It has been about a month since the last earnings report for CoreLogic (CLGX). Shares have added about 15.1% in that time frame, outperforming the S&P 500.
Will the recent positive trend continue leading up to its next earnings release, or is CoreLogic due for a pullback? Before we dive into how investors and analysts have reacted as of late, let’s take a quick look at its most recent earnings report in order to get a better handle on the important drivers.
CoreLogic Q3 Earnings Beat Estimates, Revenues Lag
CoreLogic reported mixed third-quarter 2020 results with earnings beating the Zacks Consensus Estimate and revenues missing the same.
Adjusted earnings of $1.21 per share beat the consensus mark by 3.4%. Revenue growth, operating leverage, better business mix and cost productivity benefited the bottom line.
Revenues of $437 million missed the consensus mark by 17.7%. The top line benefited from strength in the company’s core mortgage, and insurance and spatial solutions.
Other Quarterly Numbers
Underwriting & Workflow Solutions (UWS) revenues came in at $263 million, up 26% year over year. Property Intelligence & Risk Management Solutions (PIRM) revenues of $176 million increased 4% year over year. In the quarter, the company witnessed coronavirus-related negative impact of around $4 million on revenues of PIRM.
Adjusted EBITDA of $176 million improved 46% year over year. Adjusted EBITDA margin of 40% expanded 800 basis points (bps).
The company exited the quarter with cash and cash equivalents of $302.3 million compared with $137.3 million recorded at the end of the prior quarter. Long-term debt was $1.5 billion at the end of the quarter. The company generated $176 million of cash from operating activities and CapEx was $8.3 million. During the quarter, it paid out $26.2 million in dividends.

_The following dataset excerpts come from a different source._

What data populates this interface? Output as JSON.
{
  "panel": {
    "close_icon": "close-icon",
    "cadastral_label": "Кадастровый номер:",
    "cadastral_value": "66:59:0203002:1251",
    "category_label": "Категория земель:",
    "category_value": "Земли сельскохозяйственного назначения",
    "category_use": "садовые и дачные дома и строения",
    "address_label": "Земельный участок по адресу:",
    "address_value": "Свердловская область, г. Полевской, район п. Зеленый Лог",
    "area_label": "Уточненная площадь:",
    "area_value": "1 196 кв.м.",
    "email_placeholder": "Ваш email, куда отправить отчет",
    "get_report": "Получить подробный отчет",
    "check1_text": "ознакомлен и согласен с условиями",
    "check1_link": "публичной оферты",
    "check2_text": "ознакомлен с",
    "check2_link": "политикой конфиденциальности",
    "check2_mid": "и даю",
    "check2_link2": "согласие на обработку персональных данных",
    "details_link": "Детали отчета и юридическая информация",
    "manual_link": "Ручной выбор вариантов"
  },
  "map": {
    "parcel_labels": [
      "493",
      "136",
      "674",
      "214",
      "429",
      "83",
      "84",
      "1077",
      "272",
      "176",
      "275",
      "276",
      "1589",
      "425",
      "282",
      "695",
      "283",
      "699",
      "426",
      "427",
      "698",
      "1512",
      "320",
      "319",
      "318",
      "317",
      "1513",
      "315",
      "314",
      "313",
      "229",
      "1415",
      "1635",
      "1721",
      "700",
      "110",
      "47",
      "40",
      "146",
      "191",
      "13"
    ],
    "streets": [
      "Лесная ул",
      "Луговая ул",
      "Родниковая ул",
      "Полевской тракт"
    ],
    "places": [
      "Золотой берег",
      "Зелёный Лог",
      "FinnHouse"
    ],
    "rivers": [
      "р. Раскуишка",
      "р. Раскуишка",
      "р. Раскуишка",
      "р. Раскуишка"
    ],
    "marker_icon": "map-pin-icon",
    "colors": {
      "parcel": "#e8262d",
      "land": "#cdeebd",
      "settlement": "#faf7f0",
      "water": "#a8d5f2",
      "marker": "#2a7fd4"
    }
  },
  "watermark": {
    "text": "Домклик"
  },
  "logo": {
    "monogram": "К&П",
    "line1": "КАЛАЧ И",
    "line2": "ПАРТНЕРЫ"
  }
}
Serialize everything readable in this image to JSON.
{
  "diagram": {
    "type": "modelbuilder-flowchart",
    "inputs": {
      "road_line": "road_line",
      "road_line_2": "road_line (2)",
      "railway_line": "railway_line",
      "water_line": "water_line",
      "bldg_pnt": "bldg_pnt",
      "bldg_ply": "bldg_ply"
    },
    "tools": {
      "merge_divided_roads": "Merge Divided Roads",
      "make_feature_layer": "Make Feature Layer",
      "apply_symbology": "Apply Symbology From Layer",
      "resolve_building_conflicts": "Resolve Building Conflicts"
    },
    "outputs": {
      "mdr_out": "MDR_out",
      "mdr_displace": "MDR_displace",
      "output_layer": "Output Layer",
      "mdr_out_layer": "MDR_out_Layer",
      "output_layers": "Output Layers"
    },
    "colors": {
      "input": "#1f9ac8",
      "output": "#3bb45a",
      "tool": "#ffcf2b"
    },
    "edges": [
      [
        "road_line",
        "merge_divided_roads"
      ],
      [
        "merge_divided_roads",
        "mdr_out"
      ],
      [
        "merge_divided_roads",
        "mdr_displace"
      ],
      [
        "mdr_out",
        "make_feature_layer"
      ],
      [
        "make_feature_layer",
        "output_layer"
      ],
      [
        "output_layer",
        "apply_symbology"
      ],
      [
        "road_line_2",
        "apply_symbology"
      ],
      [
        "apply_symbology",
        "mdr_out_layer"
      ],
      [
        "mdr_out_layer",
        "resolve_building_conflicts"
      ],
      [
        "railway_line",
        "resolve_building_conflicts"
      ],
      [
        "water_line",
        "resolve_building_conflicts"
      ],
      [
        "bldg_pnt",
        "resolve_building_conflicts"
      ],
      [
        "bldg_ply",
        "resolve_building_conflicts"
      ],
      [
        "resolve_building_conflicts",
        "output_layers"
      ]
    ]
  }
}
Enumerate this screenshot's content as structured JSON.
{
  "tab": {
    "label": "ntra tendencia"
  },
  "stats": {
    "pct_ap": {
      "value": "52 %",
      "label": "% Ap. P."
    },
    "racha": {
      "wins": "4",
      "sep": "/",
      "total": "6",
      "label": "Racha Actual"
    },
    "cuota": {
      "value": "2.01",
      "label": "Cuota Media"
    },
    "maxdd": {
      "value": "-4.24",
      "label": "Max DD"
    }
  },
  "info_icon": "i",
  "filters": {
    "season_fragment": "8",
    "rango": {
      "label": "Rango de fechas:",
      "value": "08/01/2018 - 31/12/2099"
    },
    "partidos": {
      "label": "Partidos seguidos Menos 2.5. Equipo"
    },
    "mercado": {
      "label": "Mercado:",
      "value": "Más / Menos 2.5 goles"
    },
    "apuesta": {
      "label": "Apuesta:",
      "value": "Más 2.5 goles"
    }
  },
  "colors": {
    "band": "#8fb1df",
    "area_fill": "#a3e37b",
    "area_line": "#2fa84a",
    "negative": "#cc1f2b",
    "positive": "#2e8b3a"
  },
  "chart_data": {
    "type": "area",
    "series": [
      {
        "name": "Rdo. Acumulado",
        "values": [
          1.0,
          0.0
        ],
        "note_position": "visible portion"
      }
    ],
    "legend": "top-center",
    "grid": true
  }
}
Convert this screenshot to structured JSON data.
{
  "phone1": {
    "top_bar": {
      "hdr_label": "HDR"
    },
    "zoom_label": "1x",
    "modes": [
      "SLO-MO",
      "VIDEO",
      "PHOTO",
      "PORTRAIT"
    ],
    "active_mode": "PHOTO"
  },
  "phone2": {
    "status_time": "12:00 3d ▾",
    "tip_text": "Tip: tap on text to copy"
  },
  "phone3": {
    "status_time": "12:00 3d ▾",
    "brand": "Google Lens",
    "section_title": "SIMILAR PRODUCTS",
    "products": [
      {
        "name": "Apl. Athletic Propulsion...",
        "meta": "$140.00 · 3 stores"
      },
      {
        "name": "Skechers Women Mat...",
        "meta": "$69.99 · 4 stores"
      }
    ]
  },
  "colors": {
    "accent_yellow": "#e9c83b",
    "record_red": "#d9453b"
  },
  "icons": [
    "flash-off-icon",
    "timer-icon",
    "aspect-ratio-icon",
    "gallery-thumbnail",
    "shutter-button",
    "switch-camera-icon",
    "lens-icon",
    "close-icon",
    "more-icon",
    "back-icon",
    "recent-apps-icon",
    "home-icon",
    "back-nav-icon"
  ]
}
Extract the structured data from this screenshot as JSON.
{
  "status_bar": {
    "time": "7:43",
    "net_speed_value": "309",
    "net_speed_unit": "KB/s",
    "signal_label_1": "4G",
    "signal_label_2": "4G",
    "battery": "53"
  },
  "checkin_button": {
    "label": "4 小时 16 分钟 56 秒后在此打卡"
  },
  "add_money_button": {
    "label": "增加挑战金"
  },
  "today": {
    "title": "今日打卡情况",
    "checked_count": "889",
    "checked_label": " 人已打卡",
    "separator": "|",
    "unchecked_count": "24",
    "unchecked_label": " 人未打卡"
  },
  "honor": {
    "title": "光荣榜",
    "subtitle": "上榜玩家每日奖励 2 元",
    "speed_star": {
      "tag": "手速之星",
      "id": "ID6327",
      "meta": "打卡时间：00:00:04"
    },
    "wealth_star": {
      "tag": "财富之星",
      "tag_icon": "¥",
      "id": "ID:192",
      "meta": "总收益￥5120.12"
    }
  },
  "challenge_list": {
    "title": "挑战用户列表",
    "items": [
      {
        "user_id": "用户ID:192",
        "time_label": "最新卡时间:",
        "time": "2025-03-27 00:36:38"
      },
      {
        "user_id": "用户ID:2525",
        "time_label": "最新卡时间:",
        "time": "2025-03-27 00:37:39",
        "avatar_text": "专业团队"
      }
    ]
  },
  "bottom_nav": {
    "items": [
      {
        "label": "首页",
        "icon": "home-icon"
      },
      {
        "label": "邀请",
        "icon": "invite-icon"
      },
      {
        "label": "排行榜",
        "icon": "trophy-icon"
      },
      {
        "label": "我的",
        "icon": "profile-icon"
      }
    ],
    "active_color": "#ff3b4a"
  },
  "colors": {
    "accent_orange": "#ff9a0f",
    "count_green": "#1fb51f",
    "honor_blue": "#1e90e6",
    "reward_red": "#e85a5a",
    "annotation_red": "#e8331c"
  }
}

CoreLogic estimates revenues in the $1.55-$1.575 billion band. Adjusted EPS is anticipated in the range of $3.5-$3.65. Adjusted EBITDA is anticipated within $560-$575 million.
How Have Estimates Been Moving Since Then?
In the past month, investors have witnessed an upward trend in estimates review.
Currently, CoreLogic has a strong Growth Score of A, though it is lagging a lot on the Momentum Score front with a C. Following the exact same course, the stock was allocated a grade of C on the value side, putting it in the middle 20% for this investment strategy.
Overall, the stock has an aggregate VGM Score of B. If you aren’t focused on one strategy, this score is the one you should be interested in.
Estimates have been broadly trending upward for the stock, and the magnitude of these revisions has been net zero. Notably, CoreLogic has a Zacks Rank #3 (Hold). We expect an in-line return from the stock in the next few months.